It’s been a sufficient amount of time since I’ve featured a concerto for Wednesday Music. I love concertos. I love playing them and I love listening to them. (Not going to lie, when I practice them I sometimes pretend I’m a world-renowned soloist playing in one of the great concert halls of the world. Hey, you’ve got to do what you’ve got to do to motivate yourself to practice.) This week’s piece is a bit different from your typical concerto, as it features two soloists. Normally, a concerto consists of one solo instrument playing with an orchestra. However, Mozart and Beethoven both composed concertos for more than one instrument, as did Johannes Brahms, who wrote the Double Concerto in A minor, Op. 102, the piece featured this week. Here’s a bit about it.
- Brahms’ Double Concerto is for violin, cello, and orchestra. He wrote it for two of his friends, one of whom played cello and the other violin. He had some anxiety over writing the piece because he was a pianist and didn’t play the violin or the cello.
- Brahms write the concerto in 1887. It was his final work for orchestra and was first performed on October 18, 1887.

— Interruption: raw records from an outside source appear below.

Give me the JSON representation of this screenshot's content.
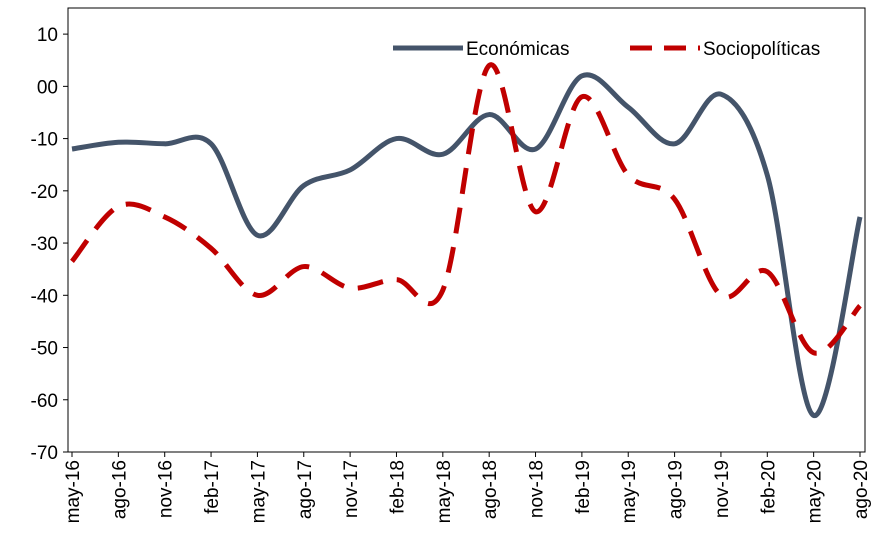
{
  "chart_data": {
    "type": "line",
    "categories": [
      "may-16",
      "ago-16",
      "nov-16",
      "feb-17",
      "may-17",
      "ago-17",
      "nov-17",
      "feb-18",
      "may-18",
      "ago-18",
      "nov-18",
      "feb-19",
      "may-19",
      "ago-19",
      "nov-19",
      "feb-20",
      "may-20",
      "ago-20"
    ],
    "series": [
      {
        "name": "Económicas",
        "color": "#44546a",
        "dash": false,
        "values": [
          -12,
          -10.7,
          -11,
          -11,
          -28.5,
          -19,
          -16,
          -10,
          -13,
          -5.4,
          -12,
          2,
          -4,
          -11,
          -1.5,
          -17,
          -63,
          -25
        ]
      },
      {
        "name": "Sociopolíticas",
        "color": "#c00000",
        "dash": true,
        "values": [
          -33.5,
          -23,
          -25,
          -31,
          -40,
          -34.5,
          -38.6,
          -37,
          -39,
          4,
          -24,
          -2,
          -17,
          -21.6,
          -40,
          -35.5,
          -51,
          -42
        ]
      }
    ],
    "ylim": [
      -70,
      15
    ],
    "yticks": [
      10,
      {
        "value": 0,
        "label": "00"
      },
      -10,
      -20,
      -30,
      -40,
      -50,
      -60,
      -70
    ],
    "legend": "upper right"
  }
}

- Brahms planned to write a second concerto for violin and cello but destroyed his notes for it when the Double Concerto in A minor was not well-received. Clara Schumann (wife of the composer Robert Schumann and an excellent musician in her own right) didn’t like it, and neither did a famous critic at the time named Richard Specht. I think it’s quite a good concerto and I’m sad Brahms never wrote a second one.